A recent EY report provides an analysis of the cost and risks due to direct and indirect payroll errors in 2022. EY targeted companies with 250 to 10,000 employees and collected responses from 508 individuals who work at companies headquartered in the U.S, and make payroll decisions. The analysis found that when multiplying direct cost per error with frequency per 1,000 employees, missing or entering incorrect time punches has the highest direct cost per 1,000 employees at $71,700. The five errors with the highest total direct cost per 1,000 employees also include errors with high direct costs per incident cost such as sick time not entered, W-4 setup errors, and visa status update errors, according to the report.

Courtesy of EY

Going deeper

"How to Grow Your Top Line in a Down Market," a new report in Harvard Business Review, explores how companies can use "tough times to maximize their bang for the buck in sales and marketing." This will create the ability to "increase revenues by tens or even hundreds of millions of dollars within one to two quarters," according to the authors. The report explains opportunities in three areas: improving commercial effectiveness, increasing marketing ROI, and optimizing revenue from your existing customers.

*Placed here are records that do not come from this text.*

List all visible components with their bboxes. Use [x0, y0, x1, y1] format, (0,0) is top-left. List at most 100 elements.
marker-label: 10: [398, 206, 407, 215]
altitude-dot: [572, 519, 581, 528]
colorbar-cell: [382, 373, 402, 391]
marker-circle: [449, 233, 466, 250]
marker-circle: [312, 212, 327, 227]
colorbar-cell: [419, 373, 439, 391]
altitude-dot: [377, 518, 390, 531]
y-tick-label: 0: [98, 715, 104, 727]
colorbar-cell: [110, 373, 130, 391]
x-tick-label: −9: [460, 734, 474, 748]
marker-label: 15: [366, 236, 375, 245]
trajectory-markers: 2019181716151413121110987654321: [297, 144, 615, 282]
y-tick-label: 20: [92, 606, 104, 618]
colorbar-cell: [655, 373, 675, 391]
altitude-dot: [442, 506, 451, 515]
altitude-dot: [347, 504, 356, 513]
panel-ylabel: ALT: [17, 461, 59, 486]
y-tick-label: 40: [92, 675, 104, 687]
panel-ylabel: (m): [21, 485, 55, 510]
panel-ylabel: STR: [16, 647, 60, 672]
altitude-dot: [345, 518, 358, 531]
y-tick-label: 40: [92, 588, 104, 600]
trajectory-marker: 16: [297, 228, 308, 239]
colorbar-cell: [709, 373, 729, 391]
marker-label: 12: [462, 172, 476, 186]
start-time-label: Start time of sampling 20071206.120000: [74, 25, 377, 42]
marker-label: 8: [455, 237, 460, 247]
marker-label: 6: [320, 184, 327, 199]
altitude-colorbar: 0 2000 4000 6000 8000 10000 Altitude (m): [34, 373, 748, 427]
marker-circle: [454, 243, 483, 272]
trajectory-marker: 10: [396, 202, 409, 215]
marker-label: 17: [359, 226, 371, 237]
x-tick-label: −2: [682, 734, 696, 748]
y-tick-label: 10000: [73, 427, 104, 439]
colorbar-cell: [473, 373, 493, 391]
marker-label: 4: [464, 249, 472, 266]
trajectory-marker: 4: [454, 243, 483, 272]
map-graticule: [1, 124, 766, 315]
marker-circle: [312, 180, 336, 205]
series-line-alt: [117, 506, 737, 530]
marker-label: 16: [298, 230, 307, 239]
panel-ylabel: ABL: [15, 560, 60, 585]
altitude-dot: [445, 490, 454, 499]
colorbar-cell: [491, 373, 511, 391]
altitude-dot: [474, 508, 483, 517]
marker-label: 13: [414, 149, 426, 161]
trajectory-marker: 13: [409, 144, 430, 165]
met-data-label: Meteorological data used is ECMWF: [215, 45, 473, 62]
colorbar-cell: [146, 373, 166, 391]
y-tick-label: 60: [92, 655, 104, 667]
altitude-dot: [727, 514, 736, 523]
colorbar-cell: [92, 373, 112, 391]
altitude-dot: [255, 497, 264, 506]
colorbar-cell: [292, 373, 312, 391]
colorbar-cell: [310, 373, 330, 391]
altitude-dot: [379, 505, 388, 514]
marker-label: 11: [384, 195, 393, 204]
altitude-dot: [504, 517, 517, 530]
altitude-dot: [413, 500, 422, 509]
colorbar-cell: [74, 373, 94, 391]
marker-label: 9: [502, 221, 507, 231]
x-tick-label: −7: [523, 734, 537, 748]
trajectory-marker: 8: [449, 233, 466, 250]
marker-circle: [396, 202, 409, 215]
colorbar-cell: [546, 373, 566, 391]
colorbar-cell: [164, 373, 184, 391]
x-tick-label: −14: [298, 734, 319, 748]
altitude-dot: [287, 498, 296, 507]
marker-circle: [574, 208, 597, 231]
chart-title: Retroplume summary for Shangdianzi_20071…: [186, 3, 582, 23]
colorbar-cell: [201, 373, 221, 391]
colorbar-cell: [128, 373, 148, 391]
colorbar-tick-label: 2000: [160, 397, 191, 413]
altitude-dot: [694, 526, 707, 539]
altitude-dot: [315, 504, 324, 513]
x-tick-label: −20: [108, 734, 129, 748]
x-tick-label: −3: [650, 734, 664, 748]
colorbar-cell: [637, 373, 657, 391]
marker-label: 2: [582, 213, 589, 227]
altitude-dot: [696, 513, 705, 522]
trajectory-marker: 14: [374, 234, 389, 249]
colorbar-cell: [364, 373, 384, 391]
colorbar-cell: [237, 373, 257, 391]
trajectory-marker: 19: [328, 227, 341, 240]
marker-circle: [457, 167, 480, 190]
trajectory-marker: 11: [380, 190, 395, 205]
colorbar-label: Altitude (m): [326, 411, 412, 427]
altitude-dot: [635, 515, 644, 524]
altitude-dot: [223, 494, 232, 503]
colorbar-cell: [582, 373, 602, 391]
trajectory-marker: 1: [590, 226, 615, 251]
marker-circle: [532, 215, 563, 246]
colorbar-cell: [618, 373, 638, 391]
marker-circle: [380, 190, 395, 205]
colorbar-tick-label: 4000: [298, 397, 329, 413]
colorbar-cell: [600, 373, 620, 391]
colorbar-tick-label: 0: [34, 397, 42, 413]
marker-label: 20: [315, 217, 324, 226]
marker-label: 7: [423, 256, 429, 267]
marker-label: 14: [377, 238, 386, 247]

Paul K. Ito was promoted to EVP and CFO at Hawaiian Electric Industries, Inc. (HEI) (NYSE: HE), the parent company to Hawaiian Electric Company, Inc. and American Savings Bank, F.S.B., effective Jan. 1. Ito was serving as HEI's interim CFO since July 2022. He was selected following a national search. Ito has been with HEI since 2018, where he has served as VP of tax, controller and treasurer. He also managed HEI's information technology efforts, leading digital transformation initiatives in accounting, tax and financial reporting.

Renee Lentini was named interim CFO at ImmunoGen, Inc. (Nasdaq: IMGN), as Susan Altschuller, current SVP, and CFO, on leave under the Family and Medical Leave Act, will not continue employment after her leave. Lentini was most recently VP of finance and chief accounting officer. Since joining ImmunoGen in 2004, Lentini has held positions of increasing responsibility with the company’s finance organization, including oversight for global accounting, tax, and treasury. ImmunoGen is searching for Altschuller’s permanent replacement.


"Sam Bankman-Fried was probably not offered a deal because he is likely the main instigator of the fraud, and there is no one higher up that he can testify against. He thus had no incentive to plead guilty, and will attempt to leverage his ability to take the case to trial to get a more favorable sentence than is being offered at the start of the case."

—James Park, a securities fraud expert at UCA Law, on Sam Bankman-Fried, the disgraced co-founder and former CEO of the crypto exchange FTX, pleading not guilty on Tuesday to eight criminal charges at his arraignment, as told to NPR.